# Prior Years of Service of Former Canadian Forces Members



## maniac (17 Apr 2012)

For those now in the Public Service,  your military service time will be used for the purpose of leave credit calculations.  Don't think they did this to make anyone happy,  they lost a grievance in 2010 to the RCMP and a few vets decided to take them also.  This is regardless of whether or not priority hiring was used.  It's on a going forward basis and is implemented 1 Apr 2012.  Translates to not retroactive,  it's still being decided on how it's going to work.  Here's the quote from UNDE below: 

Federal budget 2012 announced that effective April 1, 2012, prior years of service of former Canadian Forces members will be taken into account for purposes of calculating annual leave credits for those members now employed in the federal public service.

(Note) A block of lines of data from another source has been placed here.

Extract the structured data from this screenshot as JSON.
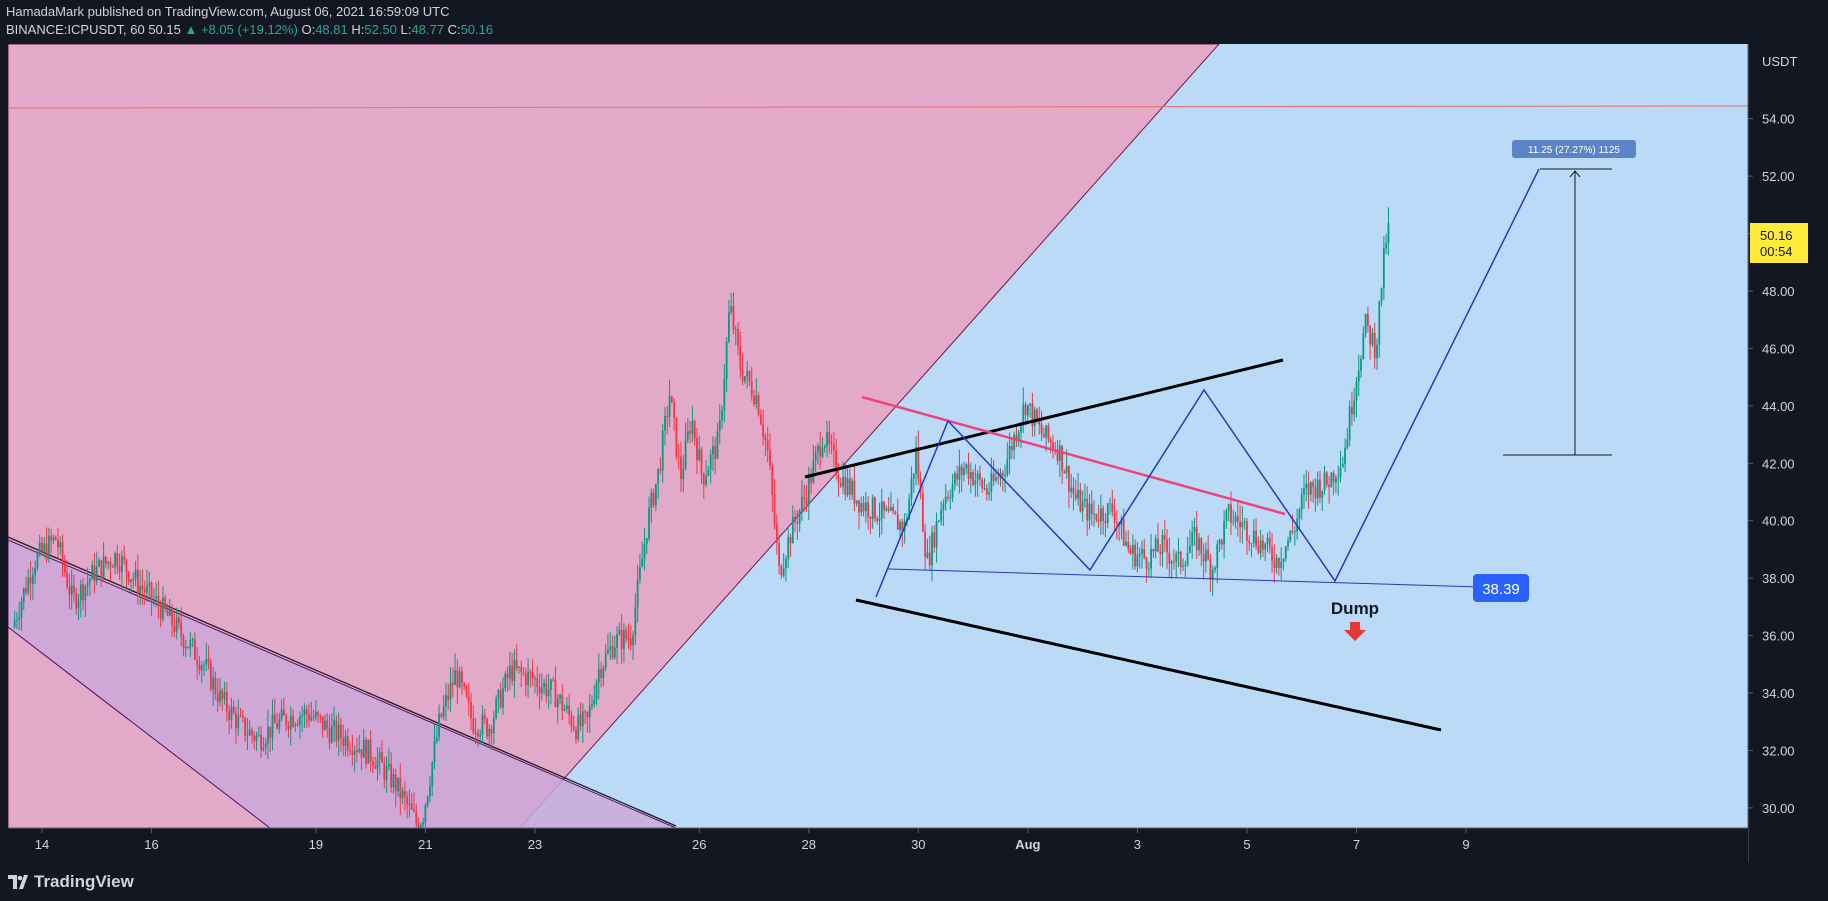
{
  "header": {
    "publish_line": "HamadaMark published on TradingView.com, August 06, 2021 16:59:09 UTC",
    "symbol": "BINANCE:ICPUSDT, 60",
    "last": "50.15",
    "change": "+8.05 (+19.12%)",
    "o_label": "O:",
    "o_value": "48.81",
    "h_label": "H:",
    "h_value": "52.50",
    "l_label": "L:",
    "l_value": "48.77",
    "c_label": "C:",
    "c_value": "50.16"
  },
  "footer": {
    "brand": "TradingView"
  },
  "colors": {
    "background": "#131722",
    "chart_bg": "#bbdaf8",
    "pink_zone": "#e3a9c9",
    "purple_channel": "#cba8d9",
    "up_candle": "#089981",
    "down_candle": "#f23645",
    "wedge_lines": "#000000",
    "pattern_lines": "#1b3fc4",
    "pink_line": "#f0427a",
    "price_label_bg": "#2962ff",
    "current_price_bg": "#ffeb3b"
  },
  "chart_data": {
    "type": "candlestick",
    "symbol": "ICPUSDT",
    "exchange": "BINANCE",
    "interval": "60",
    "currency_label": "USDT",
    "ylim": [
      29.3,
      56.6
    ],
    "y_ticks": [
      "30.00",
      "32.00",
      "34.00",
      "36.00",
      "38.00",
      "40.00",
      "42.00",
      "44.00",
      "46.00",
      "48.00",
      "50.00",
      "52.00",
      "54.00"
    ],
    "x_ticks": [
      {
        "label": "14",
        "day": 14
      },
      {
        "label": "16",
        "day": 16
      },
      {
        "label": "19",
        "day": 19
      },
      {
        "label": "21",
        "day": 21
      },
      {
        "label": "23",
        "day": 23
      },
      {
        "label": "26",
        "day": 26
      },
      {
        "label": "28",
        "day": 28
      },
      {
        "label": "30",
        "day": 30
      },
      {
        "label": "Aug",
        "day": 32
      },
      {
        "label": "3",
        "day": 34
      },
      {
        "label": "5",
        "day": 36
      },
      {
        "label": "7",
        "day": 38
      },
      {
        "label": "9",
        "day": 40
      }
    ],
    "current_price": "50.16",
    "countdown": "00:54",
    "price_label": "38.39",
    "annotation": "Dump",
    "measure_label": "11.25 (27.27%) 1125",
    "horizontal_line_price": 54.7,
    "price_path": [
      [
        13.5,
        36.3
      ],
      [
        13.9,
        38.6
      ],
      [
        14.3,
        39.4
      ],
      [
        14.6,
        37.2
      ],
      [
        15.0,
        38.2
      ],
      [
        15.4,
        38.8
      ],
      [
        15.8,
        37.8
      ],
      [
        16.2,
        37.0
      ],
      [
        16.6,
        36.0
      ],
      [
        17.0,
        35.0
      ],
      [
        17.3,
        33.8
      ],
      [
        17.7,
        32.8
      ],
      [
        18.0,
        32.4
      ],
      [
        18.3,
        32.9
      ],
      [
        18.6,
        33.2
      ],
      [
        18.9,
        33.3
      ],
      [
        19.3,
        32.7
      ],
      [
        19.7,
        32.3
      ],
      [
        20.1,
        31.8
      ],
      [
        20.5,
        30.8
      ],
      [
        20.9,
        29.4
      ],
      [
        21.0,
        29.8
      ],
      [
        21.3,
        33.0
      ],
      [
        21.6,
        34.7
      ],
      [
        21.9,
        33.0
      ],
      [
        22.2,
        32.8
      ],
      [
        22.6,
        34.8
      ],
      [
        23.0,
        34.5
      ],
      [
        23.4,
        34.0
      ],
      [
        23.8,
        32.8
      ],
      [
        24.0,
        33.0
      ],
      [
        24.2,
        34.8
      ],
      [
        24.5,
        35.8
      ],
      [
        24.8,
        36.0
      ],
      [
        25.1,
        40.0
      ],
      [
        25.3,
        41.7
      ],
      [
        25.5,
        44.4
      ],
      [
        25.7,
        41.5
      ],
      [
        25.9,
        43.6
      ],
      [
        26.1,
        41.5
      ],
      [
        26.4,
        42.8
      ],
      [
        26.6,
        47.5
      ],
      [
        26.8,
        45.3
      ],
      [
        27.1,
        44.3
      ],
      [
        27.3,
        42.3
      ],
      [
        27.5,
        38.2
      ],
      [
        27.7,
        39.5
      ],
      [
        28.0,
        41.0
      ],
      [
        28.3,
        43.0
      ],
      [
        28.6,
        41.6
      ],
      [
        29.0,
        40.6
      ],
      [
        29.4,
        40.2
      ],
      [
        29.8,
        39.8
      ],
      [
        30.0,
        42.4
      ],
      [
        30.2,
        38.5
      ],
      [
        30.5,
        40.8
      ],
      [
        30.9,
        41.9
      ],
      [
        31.3,
        41.0
      ],
      [
        31.6,
        41.8
      ],
      [
        32.0,
        44.1
      ],
      [
        32.3,
        43.0
      ],
      [
        32.6,
        42.5
      ],
      [
        32.9,
        40.8
      ],
      [
        33.2,
        40.2
      ],
      [
        33.6,
        40.4
      ],
      [
        33.9,
        38.9
      ],
      [
        34.2,
        38.7
      ],
      [
        34.5,
        39.1
      ],
      [
        34.8,
        38.5
      ],
      [
        35.1,
        39.4
      ],
      [
        35.4,
        38.3
      ],
      [
        35.7,
        40.2
      ],
      [
        36.0,
        39.8
      ],
      [
        36.3,
        39.2
      ],
      [
        36.6,
        38.6
      ],
      [
        36.9,
        39.7
      ],
      [
        37.1,
        41.0
      ],
      [
        37.3,
        41.2
      ],
      [
        37.5,
        41.3
      ],
      [
        37.8,
        42.2
      ],
      [
        38.0,
        44.6
      ],
      [
        38.2,
        46.8
      ],
      [
        38.4,
        46.0
      ],
      [
        38.5,
        48.3
      ],
      [
        38.6,
        50.1
      ]
    ]
  }
}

The UNDE national office is receiving several inquiries regarding the above noted federal budget provision.

There are former military members employed in many government departments. UNDE has not been advised by DND or the Bargaining Agent on the details of how the employer, Treasury Board, will start implementing the changes.

It is anticipated that all eligible staff will be contacted by the employer to provide information on their past military service so that their personnel profiles can be updated and the new leave calculations done. UNDE will ensure that as more details become available that this information will be immediately communicated to UNDE members for their information.


----------